Représentée par la Galerie 208, Zhu Hong est une artiste franco-chinoise vivant à Nantes. Durant trois entretiens, Orianne Castel l’interroge sur sa pratique.

Orianne Castel : Je voulais, pour ce dernier entretien, aborder la part de votre pratique la plus abstraite, et je comptais, pour cela, vous interroger sur votre œuvre intitulée Nuage 1207 mais vous m’avez tout de suite dit que votre œuvre intitulée Nuage 1505, qui en apparence semble plus réaliste, vous semblait plus abstraite. Pouvez-vous nous expliquer pourquoi ?

Zhu Hong : En fait, les nuages qui apparaissent sur le tableau Nuage 1505 ne sont pas de vrais nuages. Le titre est trompeur car il invite à penser que j’ai peint des nuages alors qu’en réalité la photo a été prise dans une station de lavage automobile. La couleur bleue est celle de la brosse et la couleur blanche celle de la mousse. L’aspect vaporeux, qui fait penser à la consistance d’un nuage, provient de l’observation de la mousse. L’image, comme l’ensemble des œuvres de la série des nuages, correspond à un instant d’une réalité mais elle a une visée plus abstraite puisqu’elle renvoie à l’idée de nuage alors qu’on ne voit jamais un nuage d’une telle façon. Si l’on regarde l’œuvre de près, on remarque beaucoup de taches – des coulures, des marques de peinture – qui renforcent l’aspect abstrait.

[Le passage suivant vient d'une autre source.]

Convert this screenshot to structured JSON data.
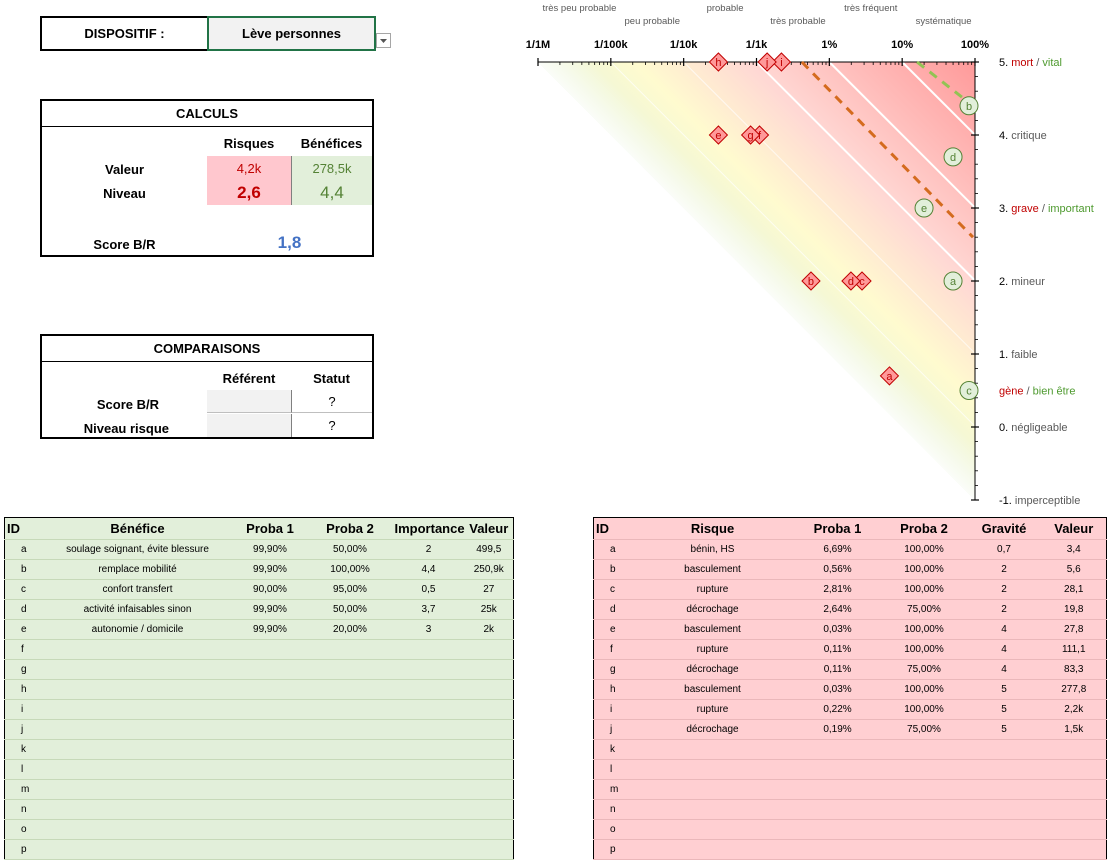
{
  "device": {
    "label": "DISPOSITIF :",
    "value": "Lève personnes"
  },
  "calculs": {
    "title": "CALCULS",
    "col_risk": "Risques",
    "col_benefit": "Bénéfices",
    "row_value": "Valeur",
    "row_level": "Niveau",
    "value_risk": "4,2k",
    "value_benefit": "278,5k",
    "level_risk": "2,6",
    "level_benefit": "4,4",
    "score_label": "Score B/R",
    "score_value": "1,8"
  },
  "comparaisons": {
    "title": "COMPARAISONS",
    "col_ref": "Référent",
    "col_status": "Statut",
    "row_score": "Score B/R",
    "row_level": "Niveau risque",
    "status_score": "?",
    "status_level": "?"
  },
  "chart_data": {
    "type": "scatter",
    "x_scale": "log",
    "xlim": [
      1e-06,
      1
    ],
    "ylim": [
      -1,
      5
    ],
    "x_ticks": [
      "1/1M",
      "1/100k",
      "1/10k",
      "1/1k",
      "1%",
      "10%",
      "100%"
    ],
    "x_category_labels": [
      {
        "label": "très peu probable",
        "row": 0
      },
      {
        "label": "peu probable",
        "row": 1
      },
      {
        "label": "probable",
        "row": 0
      },
      {
        "label": "très probable",
        "row": 1
      },
      {
        "label": "très fréquent",
        "row": 0
      },
      {
        "label": "systématique",
        "row": 1
      }
    ],
    "y_levels": [
      {
        "y": 5,
        "num": "5.",
        "risk": "mort",
        "sep": "/",
        "benefit": "vital"
      },
      {
        "y": 4,
        "num": "4.",
        "text": "critique"
      },
      {
        "y": 3,
        "num": "3.",
        "risk": "grave",
        "sep": "/",
        "benefit": "important"
      },
      {
        "y": 2,
        "num": "2.",
        "text": "mineur"
      },
      {
        "y": 1,
        "num": "1.",
        "text": "faible"
      },
      {
        "y": 0.5,
        "risk": "gène",
        "sep": "/",
        "benefit": "bien être"
      },
      {
        "y": 0,
        "num": "0.",
        "text": "négligeable"
      },
      {
        "y": -1,
        "num": "-1.",
        "text": "imperceptible"
      }
    ],
    "risk_points": [
      {
        "id": "a",
        "x": 0.0669,
        "y": 0.7
      },
      {
        "id": "b",
        "x": 0.0056,
        "y": 2
      },
      {
        "id": "c",
        "x": 0.0281,
        "y": 2
      },
      {
        "id": "d",
        "x": 0.0198,
        "y": 2
      },
      {
        "id": "e",
        "x": 0.0003,
        "y": 4
      },
      {
        "id": "f",
        "x": 0.0011,
        "y": 4
      },
      {
        "id": "g",
        "x": 0.00083,
        "y": 4
      },
      {
        "id": "h",
        "x": 0.0003,
        "y": 5
      },
      {
        "id": "i",
        "x": 0.0022,
        "y": 5
      },
      {
        "id": "j",
        "x": 0.0014,
        "y": 5
      }
    ],
    "benefit_points": [
      {
        "id": "a",
        "x": 0.4995,
        "y": 2
      },
      {
        "id": "b",
        "x": 0.999,
        "y": 4.4
      },
      {
        "id": "c",
        "x": 0.855,
        "y": 0.5
      },
      {
        "id": "d",
        "x": 0.4995,
        "y": 3.7
      },
      {
        "id": "e",
        "x": 0.1998,
        "y": 3
      }
    ],
    "colors": {
      "risk_fill": "#ff9999",
      "risk_stroke": "#c00000",
      "benefit_fill": "#e2efda",
      "benefit_stroke": "#548235",
      "risk_line": "#d46b1e",
      "benefit_line": "#92c353",
      "red_text": "#c00000",
      "green_text": "#4e9a2f"
    }
  },
  "benefits": {
    "headers": [
      "ID",
      "Bénéfice",
      "Proba 1",
      "Proba 2",
      "Importance",
      "Valeur"
    ],
    "rows": [
      [
        "a",
        "soulage soignant, évite blessure",
        "99,90%",
        "50,00%",
        "2",
        "499,5"
      ],
      [
        "b",
        "remplace mobilité",
        "99,90%",
        "100,00%",
        "4,4",
        "250,9k"
      ],
      [
        "c",
        "confort transfert",
        "90,00%",
        "95,00%",
        "0,5",
        "27"
      ],
      [
        "d",
        "activité infaisables sinon",
        "99,90%",
        "50,00%",
        "3,7",
        "25k"
      ],
      [
        "e",
        "autonomie / domicile",
        "99,90%",
        "20,00%",
        "3",
        "2k"
      ],
      [
        "f",
        "",
        "",
        "",
        "",
        ""
      ],
      [
        "g",
        "",
        "",
        "",
        "",
        ""
      ],
      [
        "h",
        "",
        "",
        "",
        "",
        ""
      ],
      [
        "i",
        "",
        "",
        "",
        "",
        ""
      ],
      [
        "j",
        "",
        "",
        "",
        "",
        ""
      ],
      [
        "k",
        "",
        "",
        "",
        "",
        ""
      ],
      [
        "l",
        "",
        "",
        "",
        "",
        ""
      ],
      [
        "m",
        "",
        "",
        "",
        "",
        ""
      ],
      [
        "n",
        "",
        "",
        "",
        "",
        ""
      ],
      [
        "o",
        "",
        "",
        "",
        "",
        ""
      ],
      [
        "p",
        "",
        "",
        "",
        "",
        ""
      ]
    ]
  },
  "risks": {
    "headers": [
      "ID",
      "Risque",
      "Proba 1",
      "Proba 2",
      "Gravité",
      "Valeur"
    ],
    "rows": [
      [
        "a",
        "bénin, HS",
        "6,69%",
        "100,00%",
        "0,7",
        "3,4"
      ],
      [
        "b",
        "basculement",
        "0,56%",
        "100,00%",
        "2",
        "5,6"
      ],
      [
        "c",
        "rupture",
        "2,81%",
        "100,00%",
        "2",
        "28,1"
      ],
      [
        "d",
        "décrochage",
        "2,64%",
        "75,00%",
        "2",
        "19,8"
      ],
      [
        "e",
        "basculement",
        "0,03%",
        "100,00%",
        "4",
        "27,8"
      ],
      [
        "f",
        "rupture",
        "0,11%",
        "100,00%",
        "4",
        "111,1"
      ],
      [
        "g",
        "décrochage",
        "0,11%",
        "75,00%",
        "4",
        "83,3"
      ],
      [
        "h",
        "basculement",
        "0,03%",
        "100,00%",
        "5",
        "277,8"
      ],
      [
        "i",
        "rupture",
        "0,22%",
        "100,00%",
        "5",
        "2,2k"
      ],
      [
        "j",
        "décrochage",
        "0,19%",
        "75,00%",
        "5",
        "1,5k"
      ],
      [
        "k",
        "",
        "",
        "",
        "",
        ""
      ],
      [
        "l",
        "",
        "",
        "",
        "",
        ""
      ],
      [
        "m",
        "",
        "",
        "",
        "",
        ""
      ],
      [
        "n",
        "",
        "",
        "",
        "",
        ""
      ],
      [
        "o",
        "",
        "",
        "",
        "",
        ""
      ],
      [
        "p",
        "",
        "",
        "",
        "",
        ""
      ]
    ]
  }
}
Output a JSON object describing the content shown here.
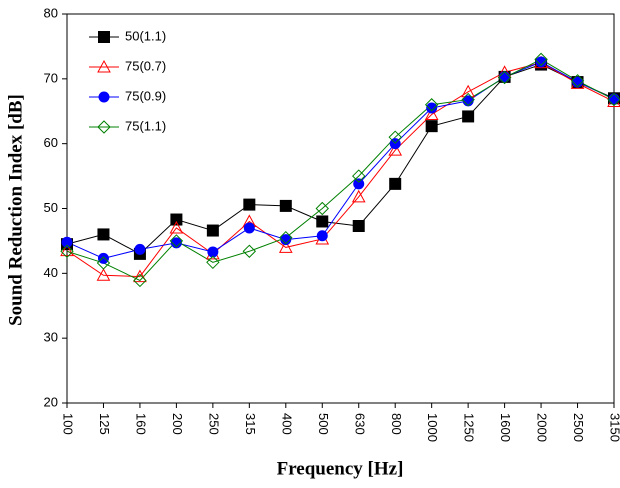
{
  "chart_data": {
    "type": "line",
    "xlabel": "Frequency [Hz]",
    "ylabel": "Sound Reduction Index [dB]",
    "categories": [
      "100",
      "125",
      "160",
      "200",
      "250",
      "315",
      "400",
      "500",
      "630",
      "800",
      "1000",
      "1250",
      "1600",
      "2000",
      "2500",
      "3150"
    ],
    "series": [
      {
        "name": "50(1.1)",
        "color": "#000000",
        "marker": "square",
        "filled": true,
        "values": [
          44.5,
          46,
          43,
          48.3,
          46.6,
          50.6,
          50.4,
          48,
          47.3,
          53.8,
          62.7,
          64.2,
          70.3,
          72.2,
          69.5,
          67
        ]
      },
      {
        "name": "75(0.7)",
        "color": "#ff0000",
        "marker": "triangle",
        "filled": false,
        "values": [
          43.5,
          39.7,
          39.5,
          47,
          43,
          48,
          44,
          45.3,
          51.8,
          59,
          64.5,
          68,
          71,
          72.5,
          69.3,
          66.5
        ]
      },
      {
        "name": "75(0.9)",
        "color": "#0000ff",
        "marker": "circle",
        "filled": true,
        "values": [
          44.8,
          42.3,
          43.7,
          44.7,
          43.3,
          47,
          45.2,
          45.8,
          53.8,
          60,
          65.5,
          66.6,
          70.3,
          72.6,
          69.5,
          66.9
        ]
      },
      {
        "name": "75(1.1)",
        "color": "#008000",
        "marker": "diamond",
        "filled": false,
        "values": [
          43.4,
          41.6,
          38.9,
          45,
          41.7,
          43.4,
          45.5,
          50,
          55,
          61,
          66,
          66.8,
          70.2,
          73,
          69.7,
          66.8
        ]
      }
    ],
    "ylim": [
      20,
      80
    ],
    "yticks": [
      20,
      30,
      40,
      50,
      60,
      70,
      80
    ],
    "grid": false,
    "legend": "upper left"
  }
}
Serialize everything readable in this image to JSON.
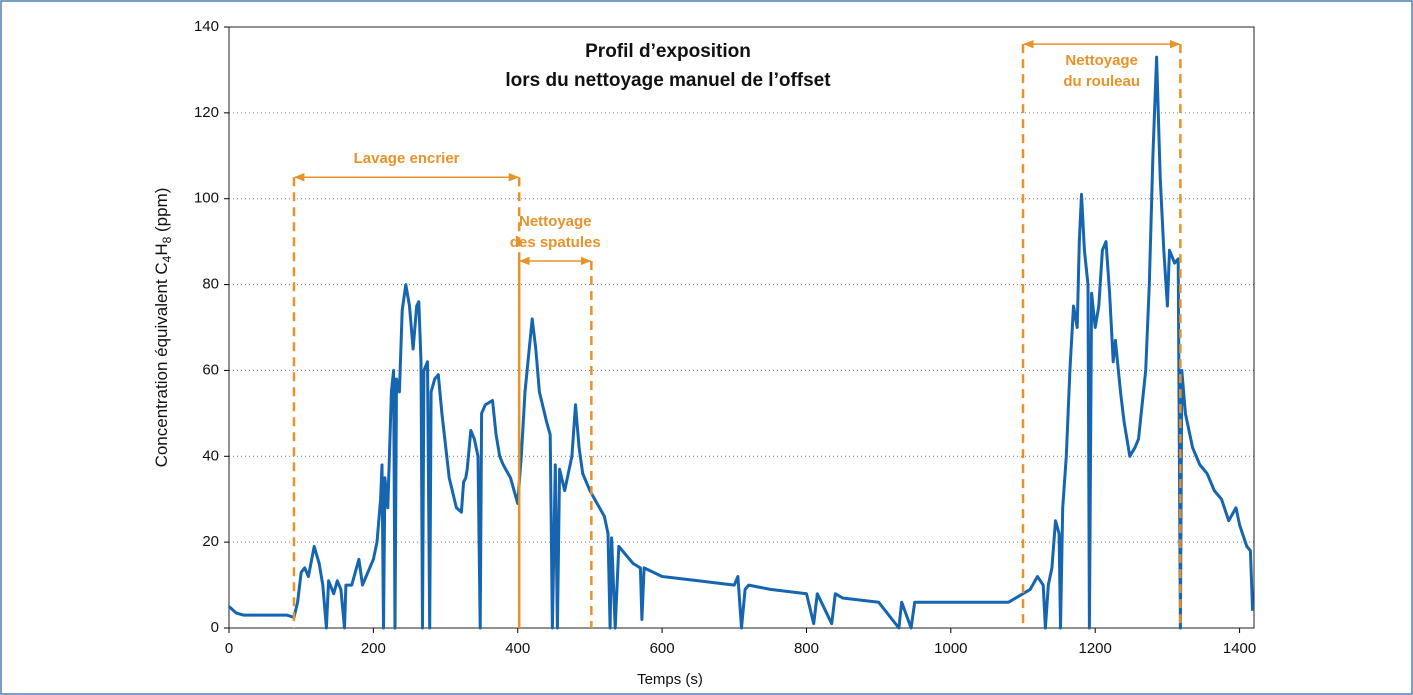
{
  "chart_data": {
    "type": "line",
    "title": [
      "Profil d’exposition",
      "lors du nettoyage manuel de l’offset"
    ],
    "xlabel": "Temps (s)",
    "ylabel": [
      "Concentration équivalent C",
      "4",
      "H",
      "8",
      " (ppm)"
    ],
    "xlim": [
      0,
      1420
    ],
    "xticks": [
      0,
      200,
      400,
      600,
      800,
      1000,
      1200,
      1400
    ],
    "ylim": [
      0,
      140
    ],
    "yticks": [
      0,
      20,
      40,
      60,
      80,
      100,
      120,
      140
    ],
    "grid": true,
    "x": [
      0,
      10,
      20,
      50,
      80,
      90,
      95,
      100,
      105,
      110,
      118,
      125,
      130,
      135,
      138,
      145,
      150,
      155,
      160,
      162,
      170,
      180,
      185,
      190,
      200,
      205,
      210,
      212,
      214,
      216,
      220,
      225,
      228,
      230,
      232,
      236,
      240,
      245,
      250,
      255,
      260,
      263,
      266,
      268,
      270,
      275,
      278,
      280,
      285,
      290,
      295,
      305,
      315,
      322,
      325,
      328,
      330,
      335,
      340,
      345,
      348,
      350,
      355,
      365,
      370,
      375,
      380,
      390,
      400,
      405,
      410,
      420,
      425,
      430,
      440,
      445,
      448,
      452,
      455,
      458,
      465,
      475,
      480,
      485,
      490,
      500,
      510,
      520,
      525,
      528,
      530,
      535,
      540,
      550,
      560,
      570,
      572,
      575,
      600,
      650,
      700,
      705,
      710,
      715,
      720,
      750,
      800,
      810,
      815,
      835,
      840,
      850,
      900,
      928,
      932,
      945,
      950,
      1000,
      1050,
      1080,
      1100,
      1110,
      1120,
      1128,
      1131,
      1135,
      1140,
      1145,
      1150,
      1152,
      1155,
      1160,
      1165,
      1170,
      1175,
      1178,
      1181,
      1185,
      1190,
      1192,
      1195,
      1200,
      1205,
      1210,
      1215,
      1220,
      1225,
      1228,
      1235,
      1240,
      1248,
      1255,
      1260,
      1265,
      1270,
      1275,
      1280,
      1285,
      1290,
      1295,
      1300,
      1303,
      1310,
      1315,
      1318,
      1320,
      1325,
      1335,
      1345,
      1355,
      1365,
      1375,
      1385,
      1395,
      1400,
      1410,
      1415,
      1418
    ],
    "series": [
      {
        "color": "#1565b0",
        "values": [
          5,
          3.5,
          3,
          3,
          3,
          2.5,
          6,
          13,
          14,
          12,
          19,
          15,
          10,
          0,
          11,
          8,
          11,
          9,
          0,
          10,
          10,
          16,
          10,
          12,
          16,
          20,
          30,
          38,
          0,
          35,
          28,
          55,
          60,
          0,
          58,
          55,
          74,
          80,
          75,
          65,
          75,
          76,
          62,
          0,
          60,
          62,
          0,
          55,
          58,
          59,
          50,
          35,
          28,
          27,
          34,
          35,
          37,
          46,
          44,
          40,
          0,
          50,
          52,
          53,
          45,
          40,
          38,
          35,
          29,
          40,
          55,
          72,
          65,
          55,
          48,
          45,
          0,
          38,
          0,
          37,
          32,
          40,
          52,
          42,
          36,
          32,
          29,
          26,
          22,
          0,
          21,
          0,
          19,
          17,
          15,
          14,
          2,
          14,
          12,
          11,
          10,
          12,
          0,
          9,
          10,
          9,
          8,
          1,
          8,
          1,
          8,
          7,
          6,
          0,
          6,
          0,
          6,
          6,
          6,
          6,
          8,
          9,
          12,
          10,
          0,
          10,
          14,
          25,
          22,
          0,
          28,
          40,
          60,
          75,
          70,
          90,
          101,
          88,
          80,
          0,
          78,
          70,
          75,
          88,
          90,
          78,
          62,
          67,
          55,
          48,
          40,
          42,
          44,
          52,
          60,
          80,
          110,
          133,
          105,
          88,
          75,
          88,
          85,
          86,
          0,
          60,
          50,
          42,
          38,
          36,
          32,
          30,
          25,
          28,
          24,
          19,
          18,
          4
        ]
      }
    ],
    "annotations": [
      {
        "lines": [
          "Lavage encrier"
        ],
        "x0": 90,
        "x1": 402,
        "y": 105
      },
      {
        "lines": [
          "Nettoyage",
          "des spatules"
        ],
        "x0": 402,
        "x1": 502,
        "y": 85.5
      },
      {
        "lines": [
          "Nettoyage",
          "du rouleau"
        ],
        "x0": 1100,
        "x1": 1318,
        "y": 136
      }
    ],
    "annotation_color": "#e8922a"
  }
}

À l’inverse, Nuage 1207 représente un vrai nuage derrière une vitre même si la présence de cette vitre couverte d’eau rend son identification en tant que nuage moins certaine. Cette impression de pluie, liée à l’eau accumulée contre la vitre, est d’ailleurs aussi une illusion. J’étais au Musée d’Art de Nantes pour étudier les fiches historiques et préparer une exposition. Nous étions au sous-sol du musée et quelqu’un lavait une vitre à l’étage supérieur. À un moment, je l’ai vu jeter un grand seau d’eau sur la vitre. Il y avait un grand ciel bleu derrière et j’ai pris la photo à ce moment-là. Avec cette eau provenant d’un seau mais évoquant la pluie, j’introduis un trouble entre ce que l’on croit voir et ce que l’on voit mais il n’en reste pas moins que Nuage 1207 est le seul vrai nuage de la série. C’est une « exception » – qui, sans doute, rassure – car les autres Nuages ne sont en fait pas des nuages.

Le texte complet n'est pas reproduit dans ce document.